ALTER USER IF EXISTS SVC_CICD ADD PROGRAMMATIC ACCESS TOKEN CICD_PAT
  ROLE_RESTRICTION = CICD
  DAYS_TO_EXPIRY = 365
  COMMENT = 'CI/CD pipeline PAT';
-- copy <your token>

Step 3: Configure .env (single source of truth)

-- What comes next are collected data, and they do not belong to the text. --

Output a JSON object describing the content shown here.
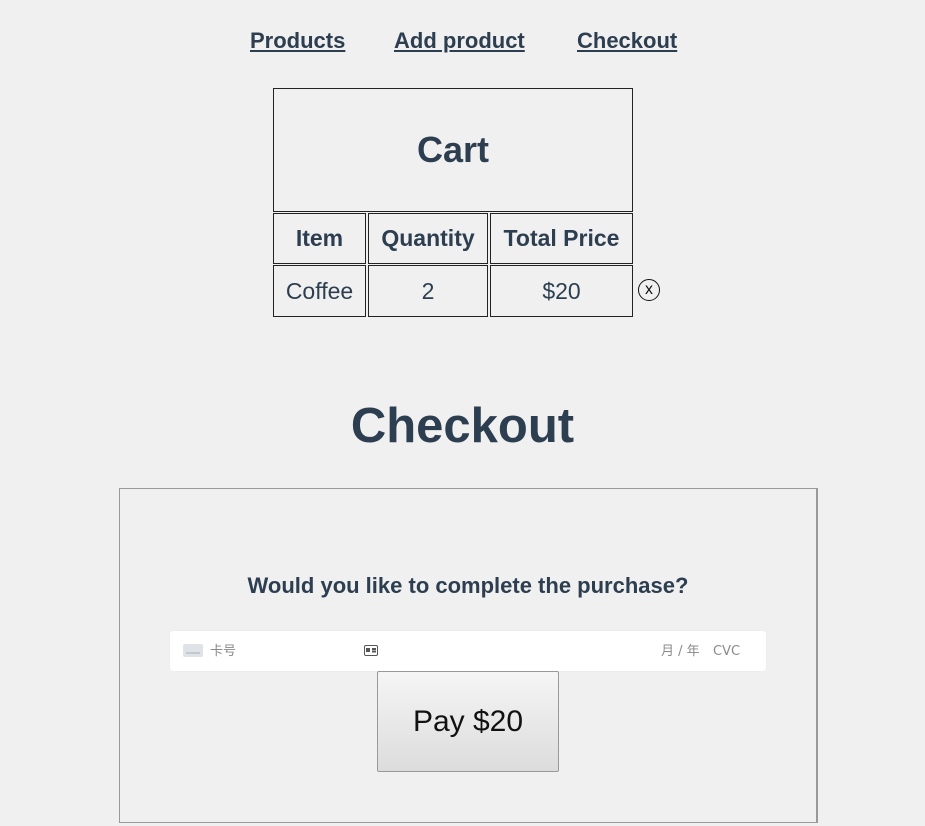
{
  "nav": {
    "products": "Products",
    "add_product": "Add product",
    "checkout": "Checkout"
  },
  "cart": {
    "title": "Cart",
    "headers": [
      "Item",
      "Quantity",
      "Total Price"
    ],
    "rows": [
      {
        "item": "Coffee",
        "quantity": "2",
        "total": "$20",
        "remove_label": "x"
      }
    ]
  },
  "checkout": {
    "title": "Checkout",
    "question": "Would you like to complete the purchase?",
    "card": {
      "number_placeholder": "卡号",
      "expiry_placeholder": "月 / 年",
      "cvc_placeholder": "CVC"
    },
    "pay_label": "Pay $20"
  },
  "colors": {
    "text": "#2c3e50",
    "background": "#f0f0f0"
  }
}
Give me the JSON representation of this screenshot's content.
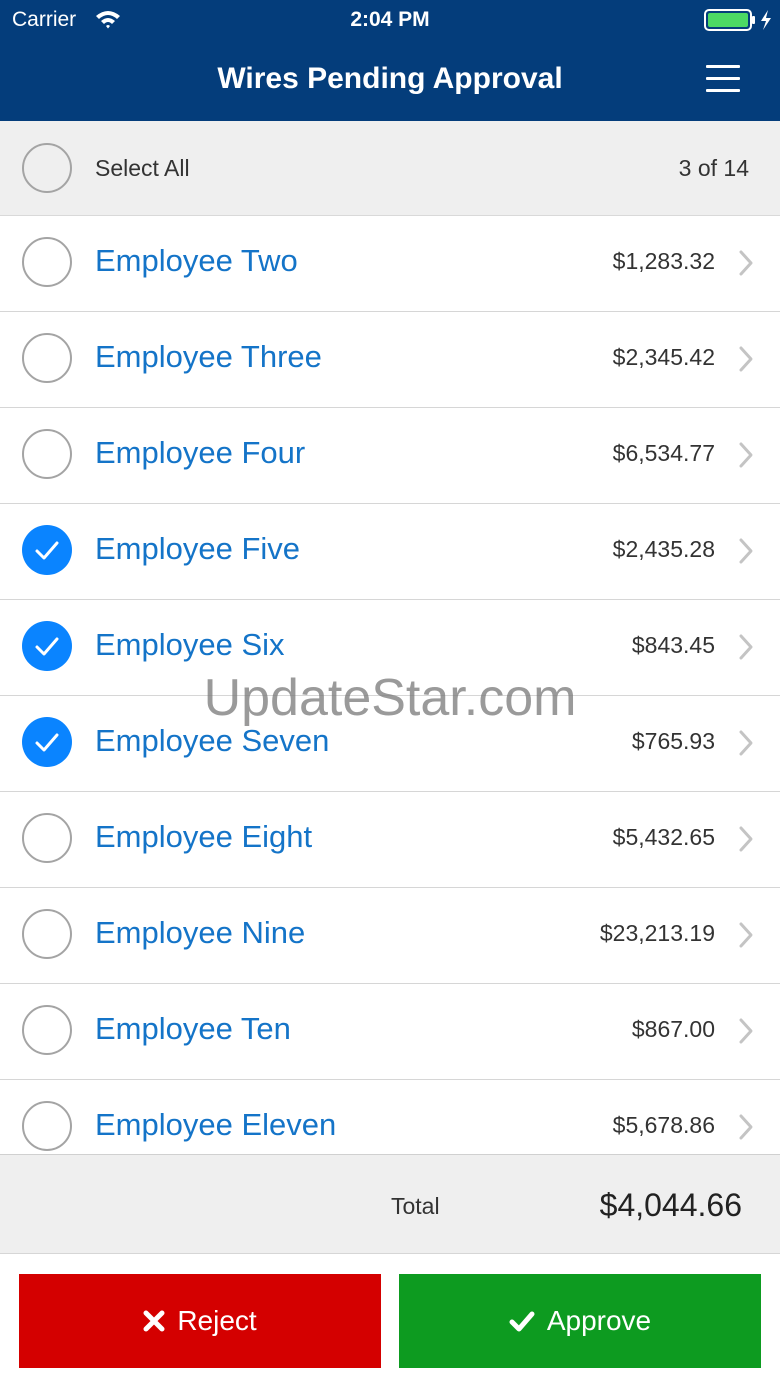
{
  "status_bar": {
    "carrier": "Carrier",
    "time": "2:04 PM"
  },
  "header": {
    "title": "Wires Pending Approval",
    "menu_icon": "hamburger-menu-icon"
  },
  "select_all": {
    "label": "Select All",
    "count": "3 of 14"
  },
  "items": [
    {
      "name": "Employee Two",
      "amount": "$1,283.32",
      "checked": false
    },
    {
      "name": "Employee Three",
      "amount": "$2,345.42",
      "checked": false
    },
    {
      "name": "Employee Four",
      "amount": "$6,534.77",
      "checked": false
    },
    {
      "name": "Employee Five",
      "amount": "$2,435.28",
      "checked": true
    },
    {
      "name": "Employee Six",
      "amount": "$843.45",
      "checked": true
    },
    {
      "name": "Employee Seven",
      "amount": "$765.93",
      "checked": true
    },
    {
      "name": "Employee Eight",
      "amount": "$5,432.65",
      "checked": false
    },
    {
      "name": "Employee Nine",
      "amount": "$23,213.19",
      "checked": false
    },
    {
      "name": "Employee Ten",
      "amount": "$867.00",
      "checked": false
    },
    {
      "name": "Employee Eleven",
      "amount": "$5,678.86",
      "checked": false
    }
  ],
  "total": {
    "label": "Total",
    "value": "$4,044.66"
  },
  "actions": {
    "reject_label": "Reject",
    "approve_label": "Approve"
  },
  "watermark": "UpdateStar.com",
  "colors": {
    "header": "#043d7b",
    "accent": "#0a84ff",
    "link": "#1474c8",
    "reject": "#d40000",
    "approve": "#0d9b20"
  }
}
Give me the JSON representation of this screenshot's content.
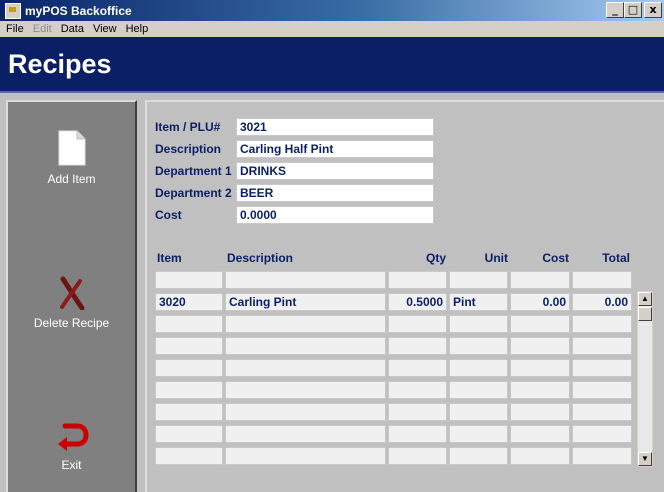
{
  "window": {
    "title": "myPOS Backoffice",
    "btn_min": "_",
    "btn_max": "□",
    "btn_close": "x"
  },
  "menu": {
    "file": "File",
    "edit": "Edit",
    "data": "Data",
    "view": "View",
    "help": "Help"
  },
  "header": {
    "title": "Recipes"
  },
  "sidebar": {
    "add": {
      "label": "Add Item",
      "icon": "document-icon"
    },
    "delete": {
      "label": "Delete Recipe",
      "icon": "x-mark-icon"
    },
    "exit": {
      "label": "Exit",
      "icon": "return-arrow-icon"
    }
  },
  "form": {
    "item_label": "Item / PLU#",
    "item_value": "3021",
    "desc_label": "Description",
    "desc_value": "Carling Half Pint",
    "dept1_label": "Department 1",
    "dept1_value": "DRINKS",
    "dept2_label": "Department 2",
    "dept2_value": "BEER",
    "cost_label": "Cost",
    "cost_value": "0.0000"
  },
  "table": {
    "headers": {
      "item": "Item",
      "description": "Description",
      "qty": "Qty",
      "unit": "Unit",
      "cost": "Cost",
      "total": "Total"
    },
    "rows": [
      {
        "item": "",
        "description": "",
        "qty": "",
        "unit": "",
        "cost": "",
        "total": ""
      },
      {
        "item": "3020",
        "description": "Carling Pint",
        "qty": "0.5000",
        "unit": "Pint",
        "cost": "0.00",
        "total": "0.00"
      },
      {
        "item": "",
        "description": "",
        "qty": "",
        "unit": "",
        "cost": "",
        "total": ""
      },
      {
        "item": "",
        "description": "",
        "qty": "",
        "unit": "",
        "cost": "",
        "total": ""
      },
      {
        "item": "",
        "description": "",
        "qty": "",
        "unit": "",
        "cost": "",
        "total": ""
      },
      {
        "item": "",
        "description": "",
        "qty": "",
        "unit": "",
        "cost": "",
        "total": ""
      },
      {
        "item": "",
        "description": "",
        "qty": "",
        "unit": "",
        "cost": "",
        "total": ""
      },
      {
        "item": "",
        "description": "",
        "qty": "",
        "unit": "",
        "cost": "",
        "total": ""
      },
      {
        "item": "",
        "description": "",
        "qty": "",
        "unit": "",
        "cost": "",
        "total": ""
      }
    ]
  },
  "colors": {
    "navy": "#0a1f66",
    "sidebar": "#808080",
    "background": "#c0c0c0",
    "delete_red": "#7a1a1a",
    "exit_red": "#cc0000"
  }
}
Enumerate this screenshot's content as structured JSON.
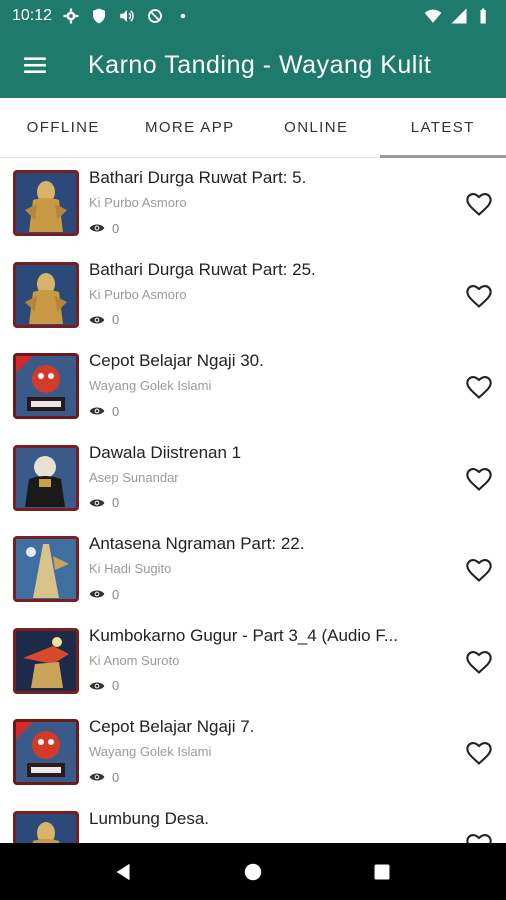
{
  "status_bar": {
    "time": "10:12"
  },
  "app_bar": {
    "title": "Karno Tanding - Wayang Kulit"
  },
  "tabs": [
    {
      "label": "OFFLINE",
      "active": false
    },
    {
      "label": "MORE APP",
      "active": false
    },
    {
      "label": "ONLINE",
      "active": false
    },
    {
      "label": "LATEST",
      "active": true
    }
  ],
  "items": [
    {
      "title": "Bathari Durga Ruwat Part: 5.",
      "artist": "Ki Purbo Asmoro",
      "views": "0",
      "thumb": "wayang-gold"
    },
    {
      "title": "Bathari Durga Ruwat Part: 25.",
      "artist": "Ki Purbo Asmoro",
      "views": "0",
      "thumb": "wayang-gold"
    },
    {
      "title": "Cepot Belajar Ngaji 30.",
      "artist": "Wayang Golek Islami",
      "views": "0",
      "thumb": "cepot-red"
    },
    {
      "title": "Dawala Diistrenan 1",
      "artist": "Asep Sunandar",
      "views": "0",
      "thumb": "golek-dark"
    },
    {
      "title": "Antasena Ngraman Part: 22.",
      "artist": "Ki Hadi Sugito",
      "views": "0",
      "thumb": "wayang-blue"
    },
    {
      "title": "Kumbokarno Gugur - Part 3_4 (Audio F...",
      "artist": "Ki Anom Suroto",
      "views": "0",
      "thumb": "wayang-night"
    },
    {
      "title": "Cepot Belajar Ngaji 7.",
      "artist": "Wayang Golek Islami",
      "views": "0",
      "thumb": "cepot-red"
    },
    {
      "title": "Lumbung Desa.",
      "artist": "",
      "views": "",
      "thumb": "wayang-gold"
    }
  ],
  "icons": {
    "menu": "hamburger-icon",
    "favorite": "heart-outline-icon",
    "views": "eye-icon",
    "nav_back": "triangle-back-icon",
    "nav_home": "circle-home-icon",
    "nav_recents": "square-recents-icon"
  },
  "colors": {
    "primary": "#1e7a6a",
    "tab_indicator": "#9b9b9b"
  }
}
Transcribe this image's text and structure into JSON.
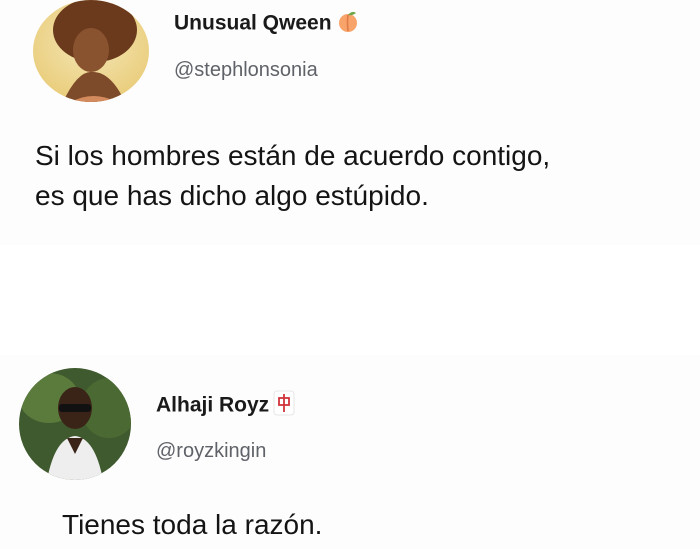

All configuration lives in one file. start.sh auto-generates SNOW_CONFIG_B64 and the runner auto-generates SONAR_TOKEN at startup.

# GitHub
GH_RUNNER_TOKEN=<...>
GITHUB_OWNER=<your GitHub org/user>
GITHUB_ORG=<your GitHub org for org-level runners>
GH_ORG_TOKEN=<classic PAT with admin:org scope>

# SonarQube (SONAR_TOKEN is auto-generated at runner startup)
POSTGRES_USER=sonar
POSTGRES_PASSWORD=sonar
POSTGRES_DB=sonarqube
SONAR_JDBC_USERNAME=sonar
SONAR_JDBC_PASSWORD=sonar
SONAR_ADMIN_PASS=ThisIsNotSecure1234!

# Snowflake (SNOW_CONFIG_B64 is auto-generated by start.sh)
CONNECTION_NAME=<your-connection-name>
SNOW_ACCOUNT=<your-account>
SNOW_USER=SVC_CICD
SNOW_ROLE=CICD
SNOW_DATABASE=DATAOPS
SNOW_SCHEMA=IOT_RAW_V001
SNOW_WAREHOUSE=MD_TEST_WH
SNOW_PAT=<your PAT from Step 2>

Step 4: Upload GitHub Secret

Only one secret is needed per org:

./start.sh  # generates SNOW_CONFIG_B64 automatically
gh secret set SNOW_CONFIG_B64 --org zbrainiac-labs --visibility all

SONAR_TOKEN and SNOW_CONNECTION_NAME secrets are no longer needed -- they are auto-generated at runtime.


Step 5: Run It

  1. Start your local stack via ./start.sh
  2. Access SonarQube at: http://localhost:9000
    Login: admin / ThisIsNotSecure1234! (default 'admin')
  3. Push to any consumer repo — the reusable workflow triggers automatically
  4. Check results in SonarQube
  5. Monitor SQL test results (incl. history) at: http://localhost:8080

Docker Compose Services

Service Purpose Port
sonarqube Code quality + custom SQL rules 9000
db PostgreSQL backend for SonarQube -
runner1 Org-level self-hosted GitHub runner -
runner2 Org-level self-hosted GitHub runner -
nginx-server Serves UnitTestHistory HTML reports 8080

Final Thoughts

This is not just a demo. It's a reusable framework to scale DataOps -- combining validation, governance, and automation into one consistent, testable workflow.